SECTION 2. Term. This Agreement will be for a Term of two years beginning
on October 12, 1998, unless sooner terminated in accordance with the provisions
hereof. Anything herein to the contrary notwithstanding, this Agreement, and
Executive's employment hereunder, may be terminated at any time by the Company,
with or without cause, upon notice of termination to Executive; provided,
however, that in the event of any such termination without cause (including any
Involuntary Termination as hereinafter defined), Executive will be entitled to
the Termination Compensation (as hereinafter defined) set forth herein.
Executive may terminate this Agreement at any time by providing Company with a
minimum of two weeks notice.
SECTION 3. Duties of Executive. As Chief Financial Officer, Executive
will report directly to the President and Chief Executive Officer and will have
such duties and responsibilities with respect to the Company, Genesis MLP and
Genesis OLP as customarily would be undertaken by the chief financial officer of
companies engaged in business similar to, or competitive with, the Company.

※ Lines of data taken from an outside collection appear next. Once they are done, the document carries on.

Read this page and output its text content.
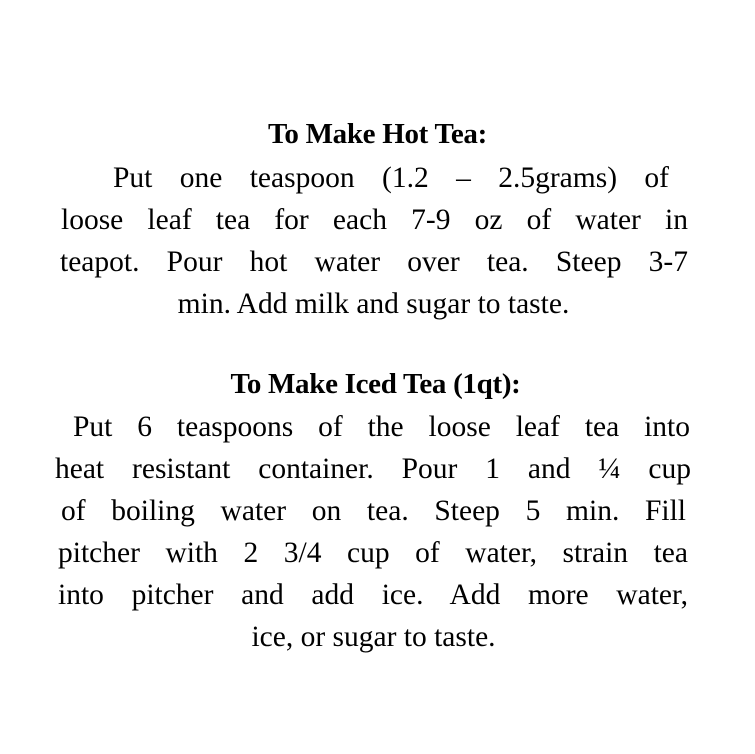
To Make Hot Tea:
Put one teaspoon (1.2 – 2.5grams) of
loose leaf tea for each 7-9 oz of water in
teapot. Pour hot water over tea. Steep 3-7
min. Add milk and sugar to taste.
To Make Iced Tea (1qt):
Put 6 teaspoons of the loose leaf tea into
heat resistant container. Pour 1 and ¼ cup
of boiling water on tea. Steep 5 min. Fill
pitcher with 2 3/4 cup of water, strain tea
into pitcher and add ice. Add more water,
ice, or sugar to taste.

Executive will act in the best interest of the Company, Genesis MLP and Genesis
OLP and their subsidiaries and affiliates in the performance of Executive's
services and duties under this Agreement. Without the prior consent of the
President, CEO and Non-Executive Chairman of the Board of Directors of the
Company, Executive will not actively engage in any other business or business
activity; provided, however, that nothing herein contained will limit the right
of Executive to manage Executive's personal investment activities provided that
such personal investment activities do not materially interfere with the
performance of Executive's duties and responsibilities hereunder or otherwise
materially conflict with any policies which have been promulgated and
distributed by the Company.
SECTION 4. Compensation.
4.1 Base Annual Salary. Subject to the terms and conditions of this
Agreement, the Company will cause Executive to be paid an annual salary of
$150,000 (such annual salary hereinafter referred to as the "Base
Compensation"). Executive's 1998's salary will be paid at an annual rate of
$150,000 prorated from the first
day of employment through the end of the 1998 calendar year. The Base
Compensation will be reviewed by the Compensation Committee of the Board of
Directors of the Company in accordance with the scheduled meetings of the
Compensation Committee when such matters are reviewed by the Committee for the
Company.
4.2 Incentive Compensation and Benefits. Executive will be
eligible to participate in the Key Employees' Incentive Compensation Plan
subject to award by the Compensation Committee. Executive will be eligible to
participate in all of the Company's benefit plans effective on the first day of
employment. Prior service with Basis Petroleum, Inc. and Basis Clearing,
Inc. will be included for purposes of calculating vesting under the Company's
Profit Sharing & Retirement Savings Plan.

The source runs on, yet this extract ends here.